Disentangled and Self-Explainable Node Representation Learning
Simone Piaggesi, André Panisson, Megha Khosla
TL;DR
DiSeNE introduces a disentangled, self-explainable framework for unsupervised node embeddings in graphs, where each embedding dimension is tied to a distinct topological substructure. It combines a random-walk connectivity objective with a dimension-wise disentanglement mechanism and an entropy-based regularizer, producing per-dimension explanation subgraphs via edge-attribution masks. The authors propose five novel metrics (Topological Alignment, Sparsity, Overlap Consistency, Positional Coherence, Plausibility) to quantify interpretability alongside representation quality, and demonstrate that DiSeNE achieves state-of-the-art interpretability across real and synthetic graphs while remaining competitive on downstream tasks. The work shifts explainability from post-hoc analysis of embeddings to inherently interpretable representations, enabling human-centric insights and potential downstream benefits in transparent graph learning applications.
Abstract
Node representations, or embeddings, are low-dimensional vectors that capture node properties, typically learned through unsupervised structural similarity objectives or supervised tasks. While recent efforts have focused on explaining graph model decisions, the interpretability of unsupervised node embeddings remains underexplored. To bridge this gap, we introduce DiSeNE (Disentangled and Self-Explainable Node Embedding), a framework that generates self-explainable embeddings in an unsupervised manner.

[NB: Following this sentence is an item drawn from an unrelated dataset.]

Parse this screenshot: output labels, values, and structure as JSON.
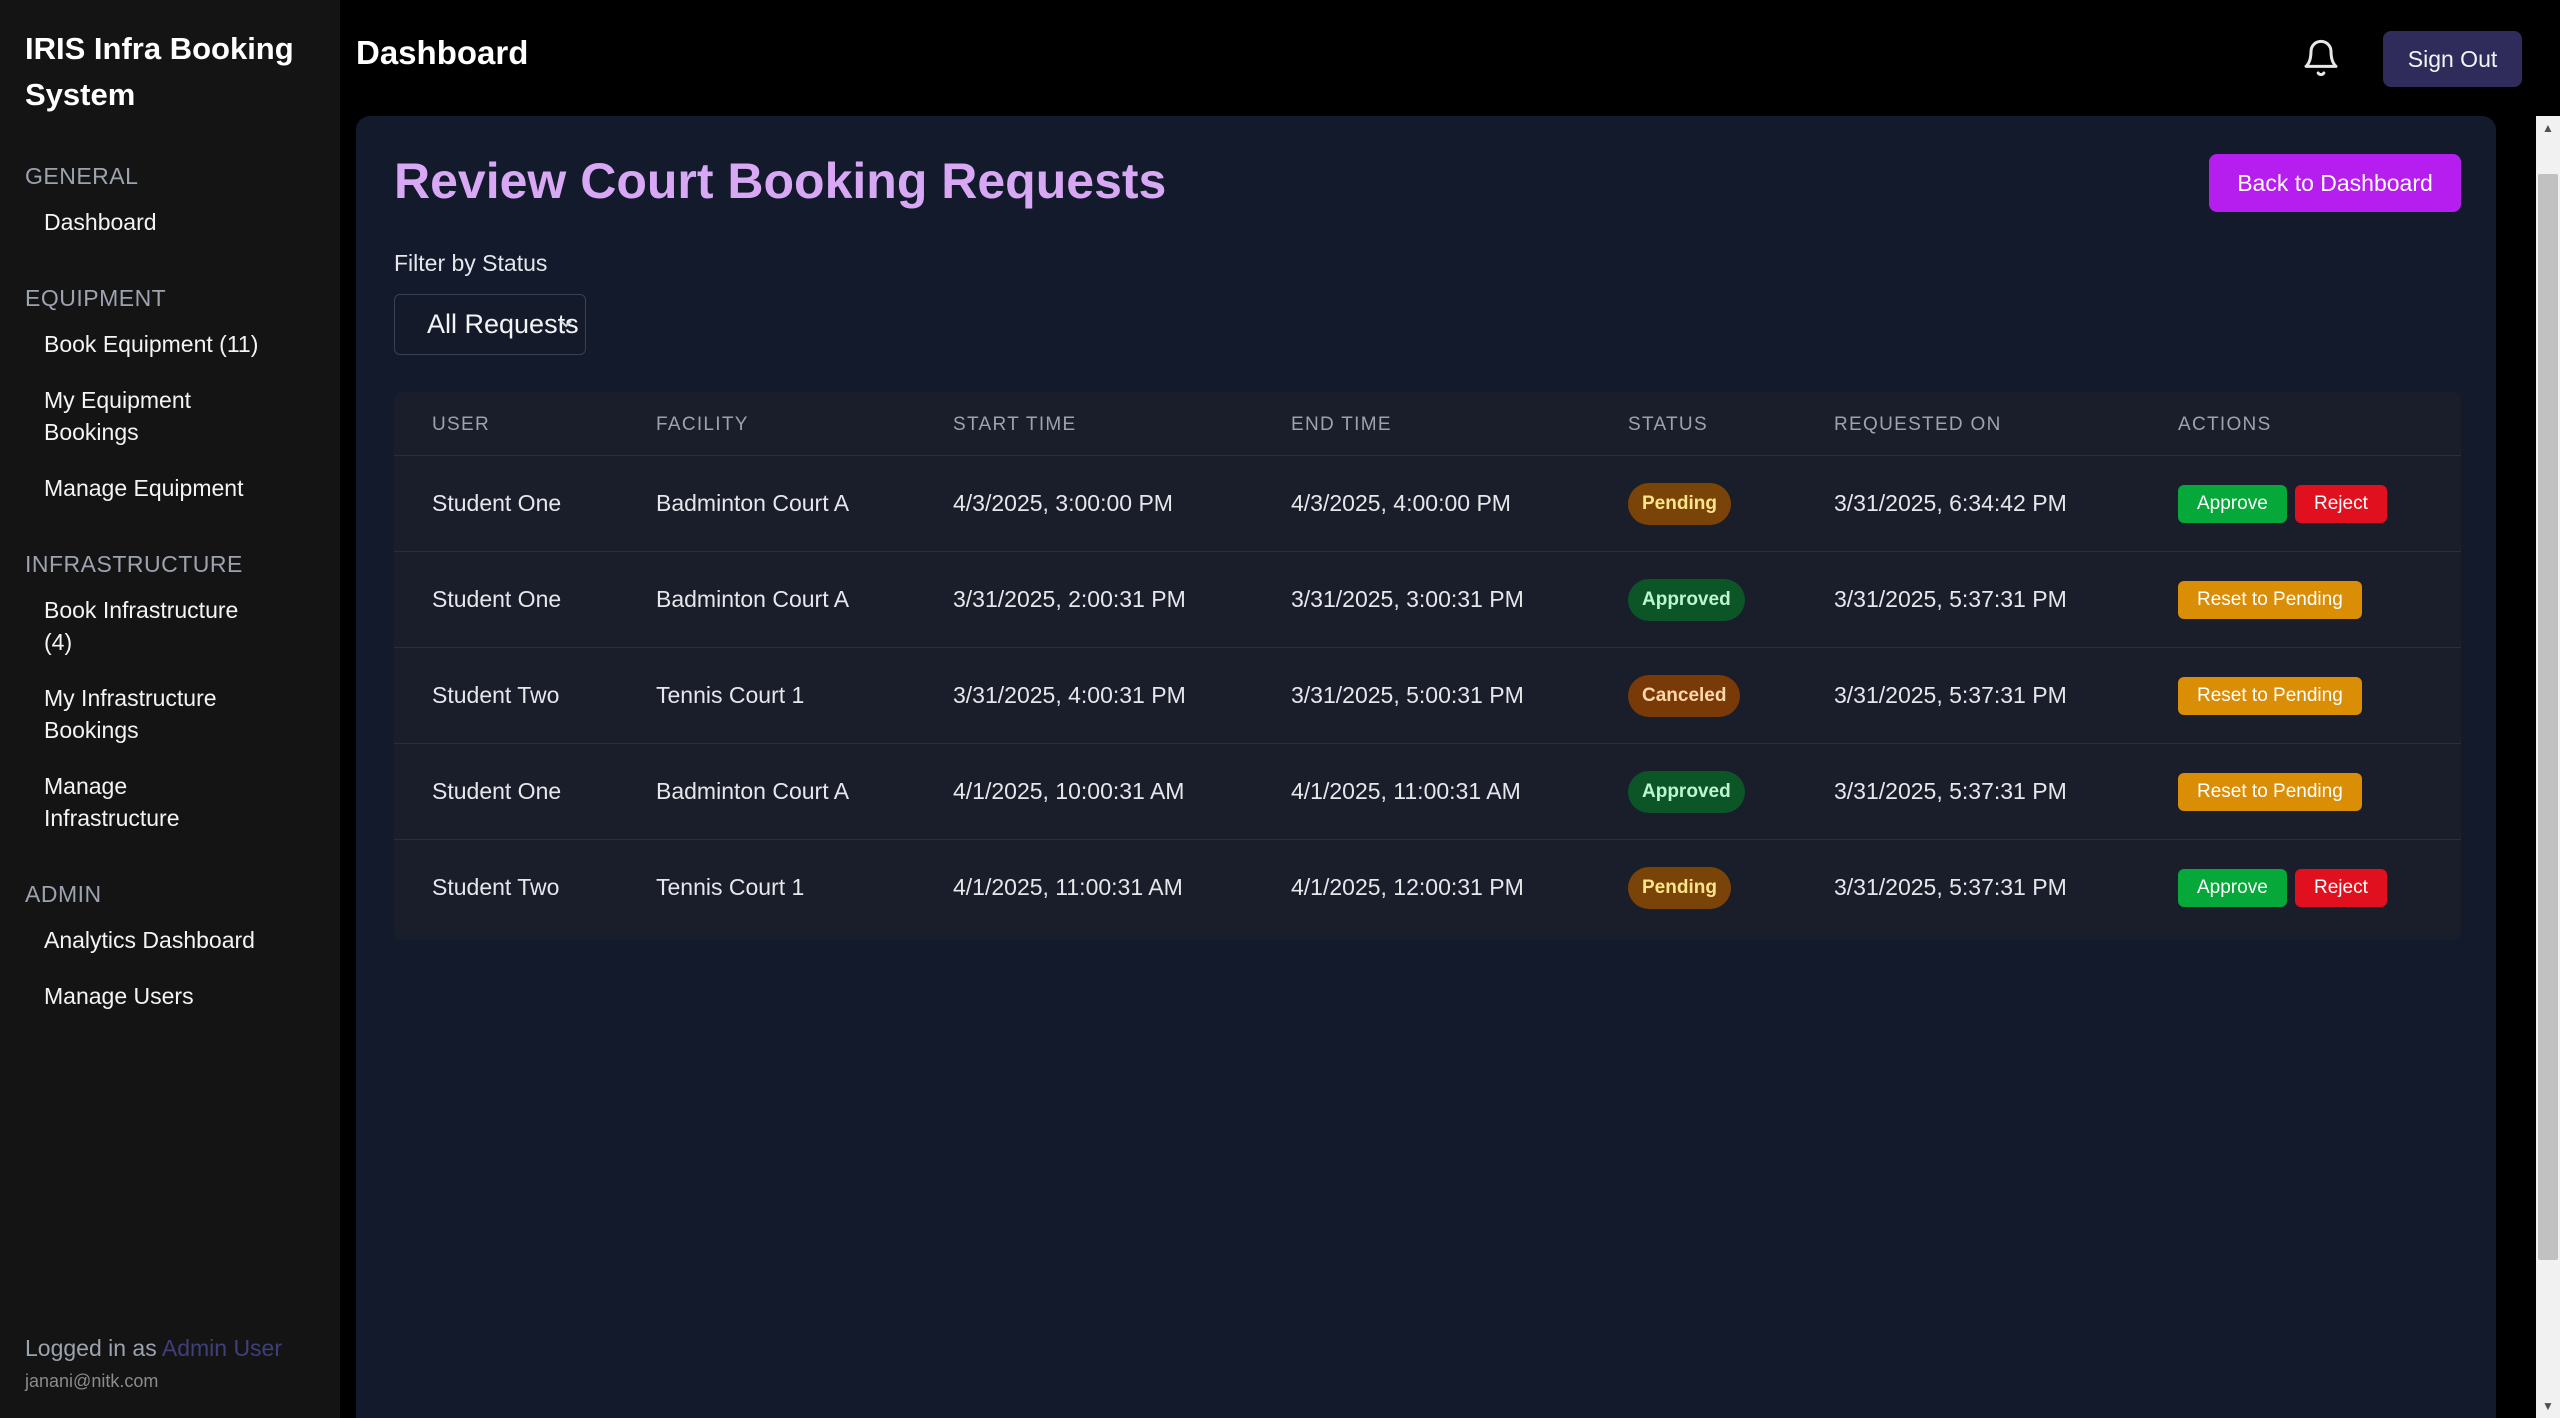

Our method employs disentangled representation learning to produce dimension-wise interpretable embeddings, where each dimension is aligned with distinct topological structure of the graph. We formalize novel desiderata for disentangled and interpretable embeddings, which drive our new objective functions, optimizing simultaneously for both interpretability and disentanglement. Additionally, we propose several new metrics to evaluate representation quality and human interpretability. Extensive experiments across multiple benchmark datasets demonstrate the effectiveness of our approach.